16.11.2015 – Kategorie: Fertigung & Prototyping, Hardware & IT
Einfluss des Internet of Things (IoT) auf die Produktentwicklung
Mit IoT und beständig wachsenden Ansprüchen an die Cyber-Security werden viele neu zu entwickelnde Produkte und Systeme deutlich komplexer als jemals zuvor. Die Entwickler müssen weitreichende Entscheidungen treffen – von der internetfähigen Schnittstelle über IoT-Protokolle bis zur Anbindung einer IoT- oder Cloud-Serviceplattform. Hierbei betreten sie oft völliges Neuland. von Klaus-Dieter Walter
Um ein x-beliebiges Produkt beziehungsweise System als „Thing“ in das Internet der Dinge einzubinden, sind drei Voraussetzungen zu erfüllen. Erstens muss es eine systemfähige Geräteschnittstelle aufweisen. Für diese Schnittstelle wird eine direkte oder indirekte Internetfähigkeit benötigt. Direkt bedeutet, dass ein Thing entweder per LAN beziehungsweise Wi-Fi mit einem Router verbunden ist oder ein integriertes 2G/3G/4G-Mobilfunkmodem besitzt und mit anderen Systemen im Internet kommunizieren kann. Eine indirekte Internetverbindung kann zum Beispiel über ein zwischengeschaltetes Smartphone mit entsprechender App erfolgen. Thing und App kommunizieren beispielsweise per Bluetooth miteinander.
Eine ähnliche Konfiguration existiert in Wireless Sensor Networks.
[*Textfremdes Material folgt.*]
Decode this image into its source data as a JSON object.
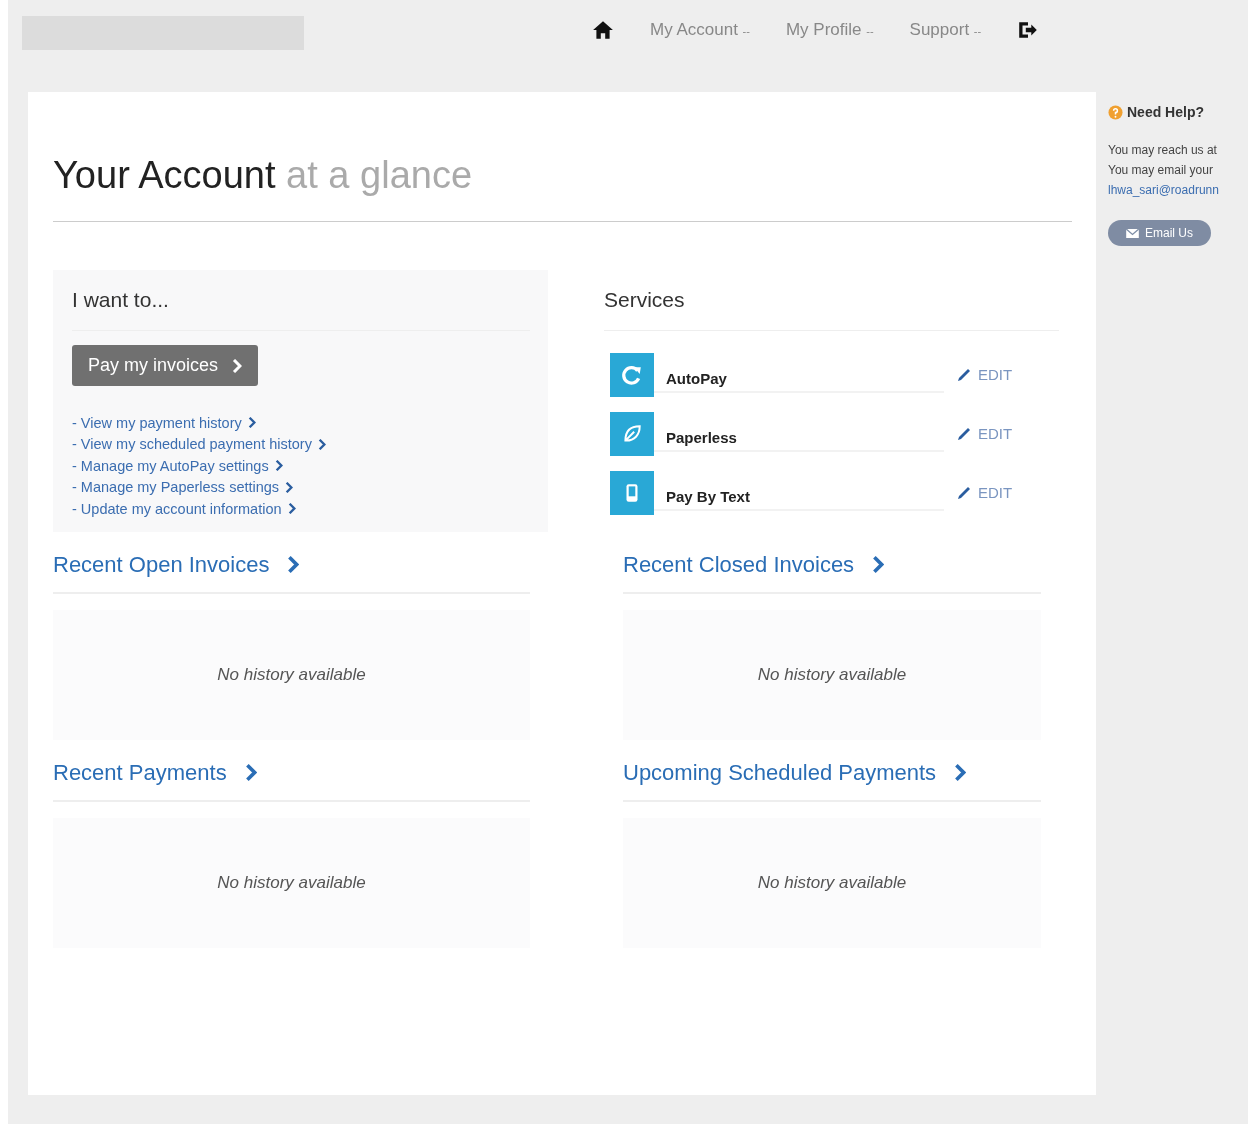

Die einzelnen Sensoren sind als Things über ein Nahbereichsfunkprotokoll (etwa ZigBee) mit einem IoT Edge Gateway gekoppelt, das wiederum per LAN oder Wi-Fi mit dem Router kommuniziert oder aber ein integriertes Mobilfunkmodem nutzt, um den Things eine indirekte Verbindung ins Internet zu ermöglichen.
Zweitens benötigt das Produkt beziehungsweise System eine Cloud-Anbindung. Über die Kommunikationsschnittstelle des Things werden Daten mit einer IoT- beziehungsweise Cloud-Serviceplattform ausgetauscht. Ohne die Cloud ist IoT nicht möglich. Über die Cloud werden für eine physische Repräsentanz ein jeweils aktuelles Datenabbild als virtuelle Repräsentanz und eine Historie geschaffen.
Drittens muss die gesamte Kommunikation aktuellen IT-Security-Anforderungen entsprechen. Je nach Zielgruppe existieren für eine IoT-Anwendung stark unterschiedliche Sicherheitsanforderungen. Die Nutzer von Fitness-Armbändern sind zurzeit noch sehr tolerant. Sie interessieren sich nicht sonderlich dafür, wie ihre Daten übertragen und auf den Servern des Anbieters geschützt werden. Bei einem PKW mit einer IoT-basierten Monitoring- beziehungsweise Komfort-Anwendung (etwa BMW ConnectedDrive) sieht es jedoch schon ganz anders aus.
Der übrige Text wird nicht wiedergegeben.